J’eus le droit de le faire aussi, pour mon plus grand plaisir. Le soir, alors que nous nous couchions, Lionel me murmura :

  • Ne fais pas attention à Alex. Il fait son intéressant, mais il dit souvent n’importe quoi.
  • Une fois tu me dis que je dois faire attention, et l'autre fois non ! Il faut savoir ! Mais il m’avait l’air sincère.
  • C’est pourquoi on l’a engagé. Il peut faire apparaître sur son visage une expression qui est totalement différente de ce qu’il pense.
  • Dans ce cas, il est très fort, parce que je ne connais personne qui a ce don.
  • Un don ? rigola Lionel. Non, non, juste une aptitude. Ça peut marcher aussi dans l’autre sens. C’est à dire qu’il peut dire qu’il t’adore, alors qu’en fait il te déteste. C’est pourquoi on ne sait jamais si ce qu’il dit est la vérité ou un mensonge.
  • Ah ! Mais à quoi est-ce que son don pourrait servir ?
  • Lors d’un interrogatoire de police. Souvent, il fait presque exprès de se faire capturer, pour qu’il raconte n’importe quoi. Ça embrouille la police, et du coup, ça fait plusieurs fois qu’il fait croire que nous sommes les gentils.
  • Mais c’est un bon gars, en fait ?
  • Exactement. Sauf qu’il déteste qu’on dise qu’il est super sympa et serviable. Il fait tout le contraire.
  • Complexe, le gars. C’est quoi le programme, demain ?
  • Tu demanderas à Nicolas. Moi, je gère mon groupe, pas celui des autres. Bonne nuit.
  • Bonne nuit ! criai-je.

Personne ne me répondit. Je haussai les épaules, et me mis sur le dos. Je regardai le plafond en pensant à ma nouvelle vie. Et dire qu’hier, je recevais les résultats du baccalauréat, et qu’aujourd’hui, j’étais dans un repaire mystérieux de bandits.

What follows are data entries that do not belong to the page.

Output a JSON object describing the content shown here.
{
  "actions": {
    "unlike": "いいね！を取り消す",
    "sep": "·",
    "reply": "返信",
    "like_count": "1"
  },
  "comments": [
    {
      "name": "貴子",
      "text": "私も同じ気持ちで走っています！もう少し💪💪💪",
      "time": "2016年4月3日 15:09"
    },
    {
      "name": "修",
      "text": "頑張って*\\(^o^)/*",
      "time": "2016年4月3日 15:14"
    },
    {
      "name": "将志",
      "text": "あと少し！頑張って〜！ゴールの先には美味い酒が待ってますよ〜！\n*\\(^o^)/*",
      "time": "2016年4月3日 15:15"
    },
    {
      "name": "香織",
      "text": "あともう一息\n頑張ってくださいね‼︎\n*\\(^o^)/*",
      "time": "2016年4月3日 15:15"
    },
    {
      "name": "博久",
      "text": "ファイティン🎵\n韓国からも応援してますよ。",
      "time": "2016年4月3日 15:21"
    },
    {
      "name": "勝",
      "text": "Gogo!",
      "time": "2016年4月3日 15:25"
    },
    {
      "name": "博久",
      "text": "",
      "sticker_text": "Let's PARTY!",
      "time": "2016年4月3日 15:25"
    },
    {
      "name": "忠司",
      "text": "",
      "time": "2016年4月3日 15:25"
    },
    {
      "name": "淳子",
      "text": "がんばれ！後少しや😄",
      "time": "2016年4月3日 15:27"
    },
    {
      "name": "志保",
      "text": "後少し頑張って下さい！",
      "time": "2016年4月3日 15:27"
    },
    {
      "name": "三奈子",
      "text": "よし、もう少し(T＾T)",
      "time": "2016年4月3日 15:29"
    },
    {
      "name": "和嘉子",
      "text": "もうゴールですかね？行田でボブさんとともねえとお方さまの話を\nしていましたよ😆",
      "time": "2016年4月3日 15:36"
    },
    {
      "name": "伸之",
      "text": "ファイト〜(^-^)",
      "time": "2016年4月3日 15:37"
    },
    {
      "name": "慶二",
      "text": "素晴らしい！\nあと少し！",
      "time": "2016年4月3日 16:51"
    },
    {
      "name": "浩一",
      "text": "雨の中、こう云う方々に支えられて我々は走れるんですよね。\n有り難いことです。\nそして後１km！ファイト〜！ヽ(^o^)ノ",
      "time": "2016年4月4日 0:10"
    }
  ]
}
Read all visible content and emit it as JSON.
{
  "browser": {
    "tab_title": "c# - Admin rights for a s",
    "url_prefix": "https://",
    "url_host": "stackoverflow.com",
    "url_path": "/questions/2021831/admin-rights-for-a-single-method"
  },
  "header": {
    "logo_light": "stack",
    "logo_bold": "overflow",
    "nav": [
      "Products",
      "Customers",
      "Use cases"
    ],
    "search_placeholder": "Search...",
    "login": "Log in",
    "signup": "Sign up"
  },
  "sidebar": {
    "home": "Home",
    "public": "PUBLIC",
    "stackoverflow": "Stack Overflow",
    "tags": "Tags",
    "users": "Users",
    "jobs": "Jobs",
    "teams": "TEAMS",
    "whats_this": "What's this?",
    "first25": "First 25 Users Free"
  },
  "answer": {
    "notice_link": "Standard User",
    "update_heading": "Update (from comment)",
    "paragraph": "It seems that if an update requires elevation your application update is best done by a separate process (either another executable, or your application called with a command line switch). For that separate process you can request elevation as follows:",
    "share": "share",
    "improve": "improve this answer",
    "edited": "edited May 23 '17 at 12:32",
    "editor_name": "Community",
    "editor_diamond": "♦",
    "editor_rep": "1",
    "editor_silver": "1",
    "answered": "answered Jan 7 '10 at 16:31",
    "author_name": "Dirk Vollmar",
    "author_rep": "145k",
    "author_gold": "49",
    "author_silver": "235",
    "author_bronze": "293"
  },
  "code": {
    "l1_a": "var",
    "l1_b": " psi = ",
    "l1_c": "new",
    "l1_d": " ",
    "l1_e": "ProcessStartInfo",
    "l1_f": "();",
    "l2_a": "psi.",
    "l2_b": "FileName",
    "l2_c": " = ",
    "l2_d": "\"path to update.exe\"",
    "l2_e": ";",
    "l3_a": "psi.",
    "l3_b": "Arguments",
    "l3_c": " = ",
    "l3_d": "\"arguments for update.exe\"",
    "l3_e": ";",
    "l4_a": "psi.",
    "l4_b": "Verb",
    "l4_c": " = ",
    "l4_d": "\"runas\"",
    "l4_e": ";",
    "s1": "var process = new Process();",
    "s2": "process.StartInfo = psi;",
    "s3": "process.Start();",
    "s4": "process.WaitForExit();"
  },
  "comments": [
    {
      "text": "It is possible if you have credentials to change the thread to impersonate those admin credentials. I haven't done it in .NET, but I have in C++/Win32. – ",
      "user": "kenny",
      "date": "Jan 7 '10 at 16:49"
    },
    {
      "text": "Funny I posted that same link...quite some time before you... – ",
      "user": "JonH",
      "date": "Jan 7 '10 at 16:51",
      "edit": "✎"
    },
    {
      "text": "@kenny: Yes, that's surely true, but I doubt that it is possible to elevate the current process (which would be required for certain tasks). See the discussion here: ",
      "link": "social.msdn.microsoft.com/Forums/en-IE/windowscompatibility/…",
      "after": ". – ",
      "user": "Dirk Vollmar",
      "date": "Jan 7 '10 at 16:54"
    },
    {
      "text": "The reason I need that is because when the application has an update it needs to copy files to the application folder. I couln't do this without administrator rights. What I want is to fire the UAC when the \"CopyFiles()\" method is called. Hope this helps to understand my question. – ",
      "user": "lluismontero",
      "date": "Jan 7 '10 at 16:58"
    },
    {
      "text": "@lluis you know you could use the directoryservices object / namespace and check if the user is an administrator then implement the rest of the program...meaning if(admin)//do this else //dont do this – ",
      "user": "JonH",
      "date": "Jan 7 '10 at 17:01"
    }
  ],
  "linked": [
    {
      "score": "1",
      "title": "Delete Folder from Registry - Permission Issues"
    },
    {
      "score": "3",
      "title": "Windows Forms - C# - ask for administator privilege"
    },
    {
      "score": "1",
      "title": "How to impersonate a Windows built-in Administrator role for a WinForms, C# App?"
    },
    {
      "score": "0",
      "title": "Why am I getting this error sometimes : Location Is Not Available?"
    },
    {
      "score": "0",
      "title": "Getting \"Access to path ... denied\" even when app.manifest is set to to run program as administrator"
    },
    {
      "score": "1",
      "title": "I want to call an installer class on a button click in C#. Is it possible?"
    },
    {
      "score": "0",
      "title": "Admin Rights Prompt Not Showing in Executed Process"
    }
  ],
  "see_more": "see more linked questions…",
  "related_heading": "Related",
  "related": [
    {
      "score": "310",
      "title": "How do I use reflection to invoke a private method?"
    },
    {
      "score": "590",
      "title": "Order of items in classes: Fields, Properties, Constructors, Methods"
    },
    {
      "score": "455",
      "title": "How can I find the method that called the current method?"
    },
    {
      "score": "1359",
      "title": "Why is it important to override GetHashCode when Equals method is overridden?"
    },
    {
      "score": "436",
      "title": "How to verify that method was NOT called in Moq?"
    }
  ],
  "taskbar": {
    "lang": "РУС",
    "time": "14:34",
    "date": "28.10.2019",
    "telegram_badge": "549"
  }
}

Ça voulait aussi dire qu’à présent, je passais dans le camp des méchants. J’aurais pu les dénoncer si je le voulais, mais je me sentais trop attaché à Claude et à Lionel.

J’aurais bien dénoncé Alex, mais vu sa capacité à mentir, il m’aurait dénoncé lui-même.

  • À quoi est-ce que tu penses, pour avoir l’air aussi concentré ? murmura Lionel.

Je ne répondis pas, faisant semblant d’être endormi. Lionel poursuivit :

  • Tu sais, tu n’arriveras pas à me faire croire que tu dors. Souvent, dans ces moments-là, tu te dis : Comment est-ce que j’en suis arrivé là ! Hier, j’étais quelqu’un de normal, et aujourd’hui, je fais partie d’une bande de voleurs !
  • Tu n’as jamais été aussi proche de la réalité, dis-je. Sauf qu’à priori, je n’ai jamais été quelqu’un de normal.
  • Bonne nuit, Edward, me dit Lionel après un long silence.

Je ne répondis pas, mais cette fois pour une bonne raison : je dormais enfin.